Phenotypic plasticity in modular organisms

Chief Investigators: Alistair Poore, Stephen Bonser 
Organisms whose growth involves repeated addition of component parts (e.g., plants, algae, colonial invertebrates) differ fundamentally from unitary organisms with a predetermined body plan (e.g., mammals, insects). A modular growth form allows great variation in final morphology, with strong environmental influences on how organisms allocate resources to growth. At UNSW, we use terrestrial plants and their functional equivalents in marine environments (macroalgae) to understand the evolution of growth form, and how selection may promote plasticity in growth form.

 
The evolution of plasticity in macroalgae

Macroalgae commonly display high levels of phenotypic plasticity, with morphology being dependent on light, nutrient levels, or the degree of wave action. Using a fast growing red alga, Asparagopsis armata, we have tested how morphology varies with environmental conditions (colour and intensity of light), and how selection shapes the level of observed plasticity in morphology. Like terrestrial plants, Asparagopsis produces “phalanx” phenotypes, in which modules are close together, in high resource environments, and “guerrilla” phenotypes, in which modules are widely spaced, in low resource environments (right). These foraging stategies are under both genetic and environmental control, offering opportunities to further understand the evolution of plasticity.

The red alga Asparagopsis armata grown in low (left) and high light (right) environments.

 

Further reading

Monro, K and AGB Poore. 2004. Selection in modular organisms: is intraclonal variation in macroalgae evolutionarily important? The American Naturalist 163: 564-578.

Monro, K and AGB Poore. 2005. Light quantity and quality induce shade-avoiding plasticity in a marine macroalga. Journal of Evolutionary Biology 18: 426-435.

Monro, K, AGB Poore and R Brooks, in press. Multivariate selection shapes environment-dependent variation in the clonal morphology of a red seaweed. Evolutionary Ecology.

 
Growth form plasticity in plants

Different patterns of plant form and function are fundamentally a product of patterns of meristem (bud) allocation (right). Meristem allocation to vegetative and reproductive fates determines the schedule of growth and reproduction, respectively. We have conducted studies demonstrating the functional significance of plasticity in meristem allocation in herbaceous plants, and how patterns of meristem allocation are associated with growth form strategies across environments.
 

Meristem allocation to reproductive and vegetative functions
Plant growth form is also a product of genetically fixed patterns of organ and module placement (the plant’s body plan). We have conducted studies examining how rapid evolution in the placement of leaves is related to shifting habitat specialisation across light gradients (right). We showed that the evolution of habitat specialisation does not limit the expression of phenotypic plasticity. We are continuing research on the relationship between plasticity and the evolution of habitat specialists and generalists.
 

Rosette growth form / body plan mutants of Arabidopsis thaliana

Further reading

Bonser, SP and LW Aarssen. 2003. Allometry and development in herbaceous plants: Functional responses of meristem allocation to light and nutrient availability. American Journal of Botany 90: 404-412.

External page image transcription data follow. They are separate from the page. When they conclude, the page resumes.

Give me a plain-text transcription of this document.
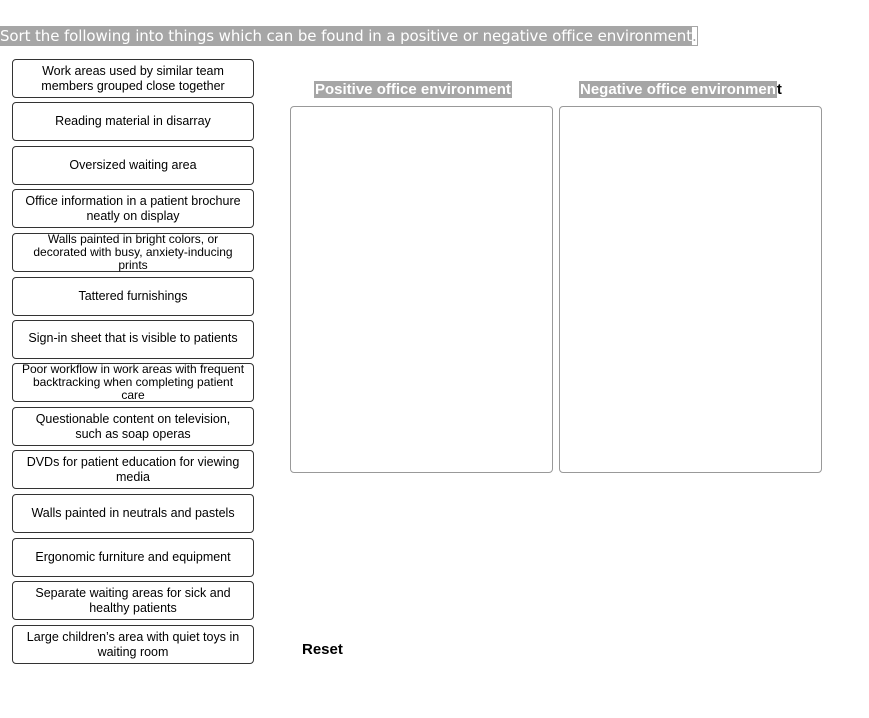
Sort the following into things which can be found in a positive or negative office environment.
Work areas used by similar team members grouped close together
Reading material in disarray
Oversized waiting area
Office information in a patient brochure neatly on display
Walls painted in bright colors, or decorated with busy, anxiety-inducing prints
Tattered furnishings
Sign-in sheet that is visible to patients
Poor workflow in work areas with frequent backtracking when completing patient care
Questionable content on television, such as soap operas
DVDs for patient education for viewing media
Walls painted in neutrals and pastels
Ergonomic furniture and equipment
Separate waiting areas for sick and healthy patients
Large children’s area with quiet toys in waiting room
Positive office environment	Negative office environment
Reset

Bonser, SP and MA Geber. 2005. Growth form evolution and shifting habitat specialization in annual plants. Journal of Evolutionary Biology 18: 1009-1018.

 
Plasticity in leaf form and function

The universal importance of leaf structure and function to plant ecology and evolution has generated great interest in developing a general understanding of leaf trait strategies. We are currently examining plasticity in leaf form using heterophyllous Acacia species to understand the expression of leaf trait strategies across complex environments. These species typically produce thin, productive true leaves early in development and thick, relatively unproductive modified petioles (phyllodes) late in development (right).
 

Heterophylly in Acacia implexa

 
 

The relative allocation to these leaf types, and timing of the developmental switch between leaf types changes predictably across environments (right). For example, shaded plants delay the shift from true leaves to phyllodes. Our experiments suggest that developmental plasticity in leaf form is a major component of plant growth strategies in Acacia species.

Further reading

Bonser, SP 2006. Form defining function: interpreting leaf functional variability in integrated plant phenotypes. Oikos 114: 87-90.

Forster, MA and SP Bonser. in review. Sclerophyllous responses to complex environments in the heterophyllous Acacia implexa.

 

Shade treatments not only induce shade avoidance responses (increased height) but a delay in the developmental shift in leaf form.